The pursuit of the advanced hypersonic missiles system, which are designed to evade existing defenses, is North Korea’s “legitimate right,” the country’s Foreign Ministry said in a statement. Washington’s move to slap sanctions on North Koreans who advanced its nuclear and ballistic weapons programs was a dangerous escalation, the ministry added in a statement released Friday through the state’s official Korean Central News Agency.
A dispatch from the Foreign Ministry is usually reserved for North Korea’s most important messages to the outside world. The statement ratchets up tensions as the Biden administration is pushing Kim Jong Un to return to nuclear disarmament talks stalled for nearly three years. Kim’s regime has shunned overtures for talks, stepped up its production of fissile material for nuclear bombs and tested new systems to deliver atomic warheads.
“The US is intentionally escalating the situation even with the activation of independent sanctions, not content with referring the DPRK’s just activity to the UN Security Council,” the ministry said, referring to the country’s official name, the Democratic People’s Republic of Korea.
“If the US adopts such a confrontational stance, the DPRK will be forced to take stronger and certain reaction to it,” it added.

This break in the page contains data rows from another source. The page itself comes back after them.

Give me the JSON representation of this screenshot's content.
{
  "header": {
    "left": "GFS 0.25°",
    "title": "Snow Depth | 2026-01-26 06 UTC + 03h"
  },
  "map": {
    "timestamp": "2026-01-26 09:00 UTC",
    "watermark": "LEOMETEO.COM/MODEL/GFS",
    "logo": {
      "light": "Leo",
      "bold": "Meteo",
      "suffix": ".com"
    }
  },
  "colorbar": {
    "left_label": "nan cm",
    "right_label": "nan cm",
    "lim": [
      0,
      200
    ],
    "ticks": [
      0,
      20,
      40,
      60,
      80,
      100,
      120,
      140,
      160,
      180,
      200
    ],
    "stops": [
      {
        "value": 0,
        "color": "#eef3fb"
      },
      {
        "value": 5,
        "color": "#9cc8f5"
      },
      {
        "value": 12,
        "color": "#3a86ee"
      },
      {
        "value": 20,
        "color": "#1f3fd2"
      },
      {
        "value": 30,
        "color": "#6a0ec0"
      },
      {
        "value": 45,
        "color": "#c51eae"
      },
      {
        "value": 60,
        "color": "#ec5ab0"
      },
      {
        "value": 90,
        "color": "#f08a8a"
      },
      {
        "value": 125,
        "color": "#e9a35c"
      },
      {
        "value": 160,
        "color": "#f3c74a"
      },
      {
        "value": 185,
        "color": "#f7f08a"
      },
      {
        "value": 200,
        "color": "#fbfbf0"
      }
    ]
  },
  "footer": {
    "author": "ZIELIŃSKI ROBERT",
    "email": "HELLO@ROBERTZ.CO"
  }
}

The heightened tensions between the US and North Korea come after Pyongyang tested two missiles in less than a week designed to deploy a hypersonic glide vehicle that can maneuver at high speeds during an unpowered flight to strike a target. For the first time in nearly two years, Kim oversaw a weapons test when he watched the Tuesday launch of a hypersonic system that North Korea claimed performed “corkscrew” maneuvers and hit a target 1,000 kilometers (620 miles) away.
On Wednesday, the US Treasury Department designated five North Koreans living overseas — one in Russia, and four in China — for aiding the country’s weapons programs.